一方で、時間給賃金は前月比+0.2%、前年比+2.5%に留まるなど、いずれも市場予想を下回る結果となりました。労働市場がほぼ完全雇用状態にある一方、賃金の伸び悩みが指摘され低インフレの状態が示されたことで、FRBの金融政策もインフレ率上昇の予防的措置を急ぐ必要はないとの見方もあり、雇用統計直後のドル円は113円56銭から一時113円14銭へ下落しました。
さて、時間給賃金は今年1月以降確実に上昇していることが確認されているものの、前月比・前年比(変化率)のグラフと比べると違った印象を持つかもしれません。
米時間給賃金 前月比(%) 、 前年比(%)
- ※出所:米労働省
週間の平均労働時間が前月比+0.1時間増の34.5時間に上昇した結果、民間雇用者数×週平均労働時間で計算される総労働投入時間は前月比+0.5%と6月以来の高い伸びとなりました。時間給賃金が市場予想を下回る前月比+0.2%に留まる中、労働所得(総労働投入時間×時間給賃金)も前月比+0.7%とこちらも6月以来の高い伸びとなりました。それでも時間給賃金(前年比)は+2.5%と前月から上昇したものの、賃金上昇圧力の弱さが懸念される結果となっています。

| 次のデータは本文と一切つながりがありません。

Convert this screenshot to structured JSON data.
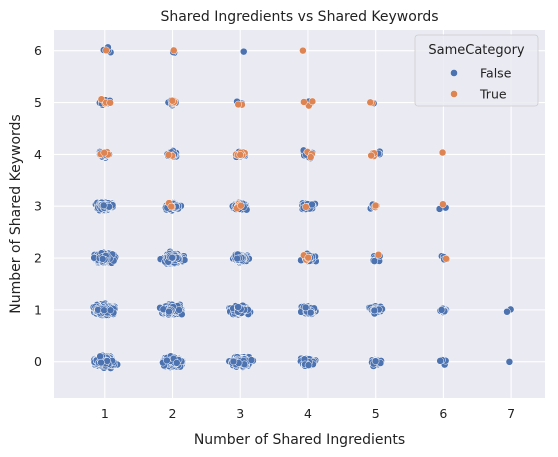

しかし、就業者数の産業別内訳をみると製造業が3ヵ月ぶりの高い伸びを記録する中で耐久財産業が8月(+3.4万人)に次ぐ今年2番目の高水準となりました。住宅市場に左右され易い建設業も持ち直しが確認されています。またクリスマス商戦が本格化するには時間のある小売業の就業者数が+1.9万人と大きく上昇(前月:-2.2万人)しています。前年11月(-1.3万人)から見ても株式市場の上昇による個人消費の改善が影響しているのかもしれません。
米業種別就業者数 (万人)
- ※出所:SBIリクイディティ・マーケット
また、現在議会で審議されている税制改革法案が可決成立すれば、企業収益の改善が期待され、インフレ期待を押し上げると同時に優秀な人材確保を競う流れとなれば、時間給賃金の上昇も期待出来そうです。
ほぼ完全雇用と言える労働市場なだけに、FOMC委員からは人口動態やネット販売の騰勢など、業種による「構造的な変化が要因の可能性」と指摘する声がある一方、「物価の停滞は一時的」との見解でまとまっており、日本時間、今週14日午前3時のFOMCでの0.25%の利上げは確実視されています。
さらにFRB議長として最後の記者会見となるイエレン議長の発言が注目されるものの、来年2月からのパウエル新議長の下、来年の政策金利見通しについて9月FOMCでは16人の委員の内、6人が年3回を主張していたこともあり、今回のFOMCで変化が見られるのか注目されます。